La présence n’est pas le fantasme d’un corps

La présence n’est pas le fantasme d’un corps

par Sophie Lac

À propos du film Ghost in the Shell 2 : Innocence de Mamoru Oshii [1].

En 2032, un cyborg (un humain greffé avec de la mécanique et de l’électronique) œuvrant pour le gouvernement au sein d’une police d’élite, Batou, ne peut se défaire du souvenir d’une femme, cyborg également, dont il est encore amoureux. Cette dernière, le major Motoko Kusanagi a disparu et va être dans le film le fil rouge en sous-texte des conversations que Batou va avoir avec Togusa, un humain policier.

En effet, tout au long du film il va être question de la nature humaine ou non de Kusanagi pour tenter de définir les sentiments que Batou ressent pour elle.

Une scène à la fin du film va venir en guise de réponse.

En effet, alors que Batou finit par résoudre son enquête sur une série de meurtres d’androïdes, il retrouve Kusanagi, sa chère aimée. Elle a pris chair cette fois dans le corps d’un robot rappelant les poupées de Hans Bellmer, cependant à la différence de ces dernières, elle habite ce corps et est dotée de la parole.

Autour d’eux, d’autres robots non corps-parlants, programmés par leurs concepteurs tentent de tuer Batou. Ces derniers, tout droit issus de représentations contemporaines du corps sexualisé sont vendus comme objets de jouissance sexuelle illimitée (sans fatigue, sans contraintes liées aux conditions humaines), habillés de traits féminins charmeurs, aux yeux verts émeraude et aux lèvres rouges pulpeuses. C’est la plastique qui fait l’artifice.

Une fois le danger écarté, Batou et Kusanagi vont échanger des paroles qui laissent entendre que Batou ne la comprend pas et qu’il en souffre, tout comme de son absence : « Penses-tu être dans le bonheur ? »

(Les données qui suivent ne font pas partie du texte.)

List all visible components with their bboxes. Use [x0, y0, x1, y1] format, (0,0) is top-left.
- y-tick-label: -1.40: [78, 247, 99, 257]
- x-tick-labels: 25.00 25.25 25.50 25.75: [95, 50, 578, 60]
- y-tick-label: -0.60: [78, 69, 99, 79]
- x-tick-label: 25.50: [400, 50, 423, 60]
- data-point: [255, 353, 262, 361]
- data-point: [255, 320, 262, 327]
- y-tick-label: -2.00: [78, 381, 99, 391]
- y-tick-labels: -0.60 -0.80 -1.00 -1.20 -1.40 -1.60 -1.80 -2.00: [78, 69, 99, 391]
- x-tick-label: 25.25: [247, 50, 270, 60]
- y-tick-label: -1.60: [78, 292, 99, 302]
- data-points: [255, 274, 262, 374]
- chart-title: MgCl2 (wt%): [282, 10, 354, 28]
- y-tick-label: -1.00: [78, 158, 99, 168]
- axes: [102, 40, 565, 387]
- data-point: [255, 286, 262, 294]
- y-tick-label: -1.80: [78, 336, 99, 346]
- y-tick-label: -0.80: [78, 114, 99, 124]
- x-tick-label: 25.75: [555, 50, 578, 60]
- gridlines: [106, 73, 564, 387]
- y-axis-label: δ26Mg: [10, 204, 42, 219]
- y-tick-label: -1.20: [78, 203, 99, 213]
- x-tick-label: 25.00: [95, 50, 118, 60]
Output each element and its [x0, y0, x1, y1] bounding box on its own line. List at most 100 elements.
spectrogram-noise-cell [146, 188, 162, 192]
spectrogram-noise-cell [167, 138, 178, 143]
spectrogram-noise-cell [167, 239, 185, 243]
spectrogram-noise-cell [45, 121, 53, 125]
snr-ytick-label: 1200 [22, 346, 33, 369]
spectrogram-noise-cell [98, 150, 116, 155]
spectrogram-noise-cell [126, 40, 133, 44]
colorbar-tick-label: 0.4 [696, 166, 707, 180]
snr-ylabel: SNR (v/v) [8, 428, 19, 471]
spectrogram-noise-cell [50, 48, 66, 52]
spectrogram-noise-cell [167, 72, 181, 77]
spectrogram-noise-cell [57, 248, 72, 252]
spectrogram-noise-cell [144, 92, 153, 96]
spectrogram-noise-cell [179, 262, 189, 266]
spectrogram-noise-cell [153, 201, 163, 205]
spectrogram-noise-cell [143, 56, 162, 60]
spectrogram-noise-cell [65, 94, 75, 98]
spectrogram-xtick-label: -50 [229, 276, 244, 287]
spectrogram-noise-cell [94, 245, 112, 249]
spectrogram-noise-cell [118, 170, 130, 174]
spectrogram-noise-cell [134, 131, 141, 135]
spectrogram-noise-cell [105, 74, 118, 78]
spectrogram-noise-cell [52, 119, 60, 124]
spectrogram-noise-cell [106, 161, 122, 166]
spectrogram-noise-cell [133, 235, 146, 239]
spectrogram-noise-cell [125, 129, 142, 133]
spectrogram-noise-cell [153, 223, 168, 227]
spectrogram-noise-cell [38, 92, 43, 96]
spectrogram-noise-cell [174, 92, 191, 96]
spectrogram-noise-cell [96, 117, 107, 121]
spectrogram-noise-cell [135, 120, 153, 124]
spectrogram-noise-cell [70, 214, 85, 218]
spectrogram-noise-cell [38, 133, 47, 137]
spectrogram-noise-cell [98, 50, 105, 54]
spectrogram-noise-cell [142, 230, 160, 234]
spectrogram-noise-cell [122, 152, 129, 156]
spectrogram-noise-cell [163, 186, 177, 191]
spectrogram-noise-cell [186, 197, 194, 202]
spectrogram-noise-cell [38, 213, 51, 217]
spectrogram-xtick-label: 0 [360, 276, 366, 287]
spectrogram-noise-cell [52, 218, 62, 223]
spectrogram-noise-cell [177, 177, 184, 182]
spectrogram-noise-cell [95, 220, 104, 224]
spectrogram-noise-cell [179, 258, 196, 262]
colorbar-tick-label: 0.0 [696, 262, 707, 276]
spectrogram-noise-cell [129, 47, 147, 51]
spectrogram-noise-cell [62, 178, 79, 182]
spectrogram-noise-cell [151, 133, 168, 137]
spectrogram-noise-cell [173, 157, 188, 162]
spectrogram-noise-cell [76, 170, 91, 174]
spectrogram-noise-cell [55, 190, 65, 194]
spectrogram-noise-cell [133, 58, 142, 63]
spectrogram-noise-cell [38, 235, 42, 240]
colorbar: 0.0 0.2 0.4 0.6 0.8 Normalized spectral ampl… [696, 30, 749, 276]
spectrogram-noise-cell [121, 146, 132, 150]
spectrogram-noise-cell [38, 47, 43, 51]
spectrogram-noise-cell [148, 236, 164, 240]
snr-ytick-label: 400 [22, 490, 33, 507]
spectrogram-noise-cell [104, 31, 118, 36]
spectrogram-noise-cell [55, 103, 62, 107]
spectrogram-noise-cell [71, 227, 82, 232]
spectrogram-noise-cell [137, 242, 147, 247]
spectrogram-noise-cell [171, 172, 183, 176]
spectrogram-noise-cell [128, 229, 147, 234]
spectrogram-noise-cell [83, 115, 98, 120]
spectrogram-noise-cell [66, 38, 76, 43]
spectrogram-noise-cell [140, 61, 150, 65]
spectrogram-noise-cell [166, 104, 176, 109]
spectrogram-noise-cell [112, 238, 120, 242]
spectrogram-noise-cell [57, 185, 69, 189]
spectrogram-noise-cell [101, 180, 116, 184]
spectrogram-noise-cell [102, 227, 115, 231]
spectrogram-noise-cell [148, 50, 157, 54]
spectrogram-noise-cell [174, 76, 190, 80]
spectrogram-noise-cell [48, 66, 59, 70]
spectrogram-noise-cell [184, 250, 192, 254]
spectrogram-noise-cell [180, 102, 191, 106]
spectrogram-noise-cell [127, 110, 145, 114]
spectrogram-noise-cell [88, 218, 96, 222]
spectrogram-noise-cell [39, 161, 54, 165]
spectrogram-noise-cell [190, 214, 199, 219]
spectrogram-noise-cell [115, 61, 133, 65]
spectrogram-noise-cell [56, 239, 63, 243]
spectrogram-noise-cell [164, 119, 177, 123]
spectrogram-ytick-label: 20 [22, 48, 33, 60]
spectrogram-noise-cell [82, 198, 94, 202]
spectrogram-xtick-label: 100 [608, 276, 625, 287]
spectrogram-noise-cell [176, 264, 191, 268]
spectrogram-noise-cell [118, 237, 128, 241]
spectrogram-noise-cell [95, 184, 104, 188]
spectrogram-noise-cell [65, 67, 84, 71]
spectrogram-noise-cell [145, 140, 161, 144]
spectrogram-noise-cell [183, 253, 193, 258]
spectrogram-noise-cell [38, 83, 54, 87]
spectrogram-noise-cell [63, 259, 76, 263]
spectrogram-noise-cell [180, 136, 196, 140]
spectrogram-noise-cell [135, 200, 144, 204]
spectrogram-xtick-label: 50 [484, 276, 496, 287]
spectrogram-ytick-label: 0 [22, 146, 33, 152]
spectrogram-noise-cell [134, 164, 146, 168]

Ce à quoi elle va lui répondre qu’il s’agit d’une valeur qui la rend nostalgique, car elle ne pense plus à travers le monde des idées et qu’elle a choisi une voie avec moins d’attentes.

Puis elle ajoute :

« À chaque fois que tu te connecteras sur la toile (net), je serai là, à côté de toi. »

Cette phrase interpelle car elle situe l’enjeu de la présence non pas du côté de la figure humaine, de ce qui semble, paraît femme, mais plutôt du côté d’un désir de présence pour Batou. La toile devient dès lors support d’Éros pour lui, sans pour autant répondre à sa demande, et lieu d’incarnation pour Kusanagi.

Dans le film cette phrase va faire coupure. Là où les personnages philosophaient beaucoup sur la différence entre le corps et l’âme, le corps organique et l’esprit humain afin d’identifier et de définir à travers divers fantasmes l’objet d’amour de Batou : Kusanagi, cela va s’arrêter et laisser place au silence.

Quelque chose est tombé, a chuté.

 


[1] Ghost in the Shell 2 : Innocence de Mamoru Oshii, sorti en salle 1er décembre 2004.